Conte e l'utopia da bullo smontata in Champions. Ultima chiamata scudetto

Il tecnico senza mea culpa dopo l'eliminazione choc. Ha già rivisto il progetto tattico e in Italia...

Conte e l'utopia da bullo smontata in Champions. Ultima chiamata scudetto

È diventato perfino noioso l'hashtag Conteout: litania che si trascina nel tempo. Da troppo tempo. Segnale di un feeling mai cominciato. Anche se ormai, da noioso, si è trasformato in furioso: e Conte Antonio è diventato il centro di gravità di mugugno, malessere, nevrosi del mondo nerazzurro. Come dar torto? Da quando è arrivato ci ha azzeccato soltanto sulle richieste onerose: si trattasse del suo stipendio o dei giocatori da farsi acquistare. E qualcuno tecnicamente da maltrattare: ma qui contano anche le colpe del club. Con il mondo Inter non si è mai veramente piaciuto, non c'è stima reciproca. E non perché sia rimasto intimamente juventino. Bensì perché Conte è troppo innamorato di se stesso e del SuperIo.

L'orgoglio al di sopra di ogni sospetto e dispetto: dunque non può prendersi con un mondo che non vuole altro innamoramento che non sia quello per i colori suoi. In più, è stato furbo nel farsi pagare come fosse il Maradona della panchina, senza esserlo. Cacciarlo (Moratti lo avrebbe fatto oggi) prospetta un conto economico troppo salato. Voleva andarsene in estate, non c'è riuscito. E finora l'Inter ha solo pagato: 72 milioni lordi per tre stagioni, 10 milioni persi dalla eliminazione in Champions, 290 milioni per acquisti che interpretano il suo odi et amo. Sperando che il nostro conosca Catullo.

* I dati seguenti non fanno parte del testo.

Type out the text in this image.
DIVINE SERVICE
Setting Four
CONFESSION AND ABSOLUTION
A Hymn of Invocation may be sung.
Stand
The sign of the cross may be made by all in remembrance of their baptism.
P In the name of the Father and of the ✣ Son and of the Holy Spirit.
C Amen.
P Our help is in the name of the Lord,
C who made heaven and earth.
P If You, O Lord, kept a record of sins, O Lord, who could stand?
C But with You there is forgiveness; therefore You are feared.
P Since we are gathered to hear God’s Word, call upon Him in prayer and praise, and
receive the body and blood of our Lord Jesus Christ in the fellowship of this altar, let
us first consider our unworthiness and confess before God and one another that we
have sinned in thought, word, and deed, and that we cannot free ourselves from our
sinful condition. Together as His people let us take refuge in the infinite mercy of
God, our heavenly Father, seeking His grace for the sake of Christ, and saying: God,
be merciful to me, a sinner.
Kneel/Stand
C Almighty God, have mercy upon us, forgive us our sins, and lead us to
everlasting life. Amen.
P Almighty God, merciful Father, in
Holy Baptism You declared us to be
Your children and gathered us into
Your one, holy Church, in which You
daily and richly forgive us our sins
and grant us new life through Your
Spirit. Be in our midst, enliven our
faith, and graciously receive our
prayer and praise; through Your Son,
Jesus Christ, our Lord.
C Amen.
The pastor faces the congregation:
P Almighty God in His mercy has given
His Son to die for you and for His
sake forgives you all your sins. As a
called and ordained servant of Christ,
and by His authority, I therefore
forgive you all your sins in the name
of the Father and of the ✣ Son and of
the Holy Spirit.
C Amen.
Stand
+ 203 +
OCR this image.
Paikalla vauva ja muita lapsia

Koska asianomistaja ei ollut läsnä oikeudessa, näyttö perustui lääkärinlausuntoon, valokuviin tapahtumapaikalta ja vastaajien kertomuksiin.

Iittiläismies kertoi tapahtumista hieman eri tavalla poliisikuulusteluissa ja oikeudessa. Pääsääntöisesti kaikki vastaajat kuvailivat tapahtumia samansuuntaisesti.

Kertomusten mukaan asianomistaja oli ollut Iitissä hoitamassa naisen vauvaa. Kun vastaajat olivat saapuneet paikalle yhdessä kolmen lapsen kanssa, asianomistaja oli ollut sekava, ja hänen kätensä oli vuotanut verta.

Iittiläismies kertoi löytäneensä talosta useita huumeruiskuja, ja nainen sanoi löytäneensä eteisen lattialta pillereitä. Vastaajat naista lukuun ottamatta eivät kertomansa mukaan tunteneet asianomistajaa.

Che non è un centrocampista danese.

Del resto Conte era arrivato a Milano come un Messia, aveva garantito di cancellare il tempo della pazza Inter. Obbiettivo fallito. Come spiegarlo? Colpa di tutti dice il nostro: arbitri, Var, avversari, ingiustizie, fatalità, sfortuna, malanni, società che non soddisfa negli acquisti: ma tra Hakimi e Lukaku siamo a 120 milioni solo di cartellino.

Nella elencazione mai un mea culpa, per dire incapacità di sfruttare al meglio i giocatori, di variare il gioco, di inventarsi quel piano B che Capello ha chiesto di conoscere subendone risposta da bulletto. Eccolo il problema: Conte pensa da bullo, risponde da bullo, ma crede di essere un professore. Se sbaglia lo dice solo a se stesso. E gli interisti sono ripiombati nello scoramento, dopo le illusioni perdute: un secondo posto, l'anno passato, che ora passa per impresa. Una finale di Europa league persa (dopo una figuraccia in Champions), quando tutti credevano di poterla vincere, com'è tipico dell'ambiente Inter che ricade sempre negli stessi errori.

Quest'anno il tecnico ha messo molto del suo con un progetto tattico utopistico. Si è ingrippato nelle vedute di mercato chiedendo giocatori bravi ma decadenti (Vidal decisivo al negativo contro il Real Madrid). Ha ritrovato lucidità per giocarsi il campionato. In Champions l'ultima partita gli è stata ancora fatale: anche per errori suoi. In Europa il pedigrèe è da nevrosi: due toppate in Europa league, 5 su 5 in Champions: fuori ai quarti, agli ottavi, due volte terzo nel girone. E quest'anno via da Champions ed Europa league: peggio che mai per l'Inter. Ultimi quando bastava un gol per restare in corsa.

La difficoltà a segnare il gol decisivo è stata una costante delle eliminazioni contiane. Ed ora non gli resta che piangere e vincere il campionato: non una necessità, un obbligo. Con un finale già scritto: arrivederci a forse mai.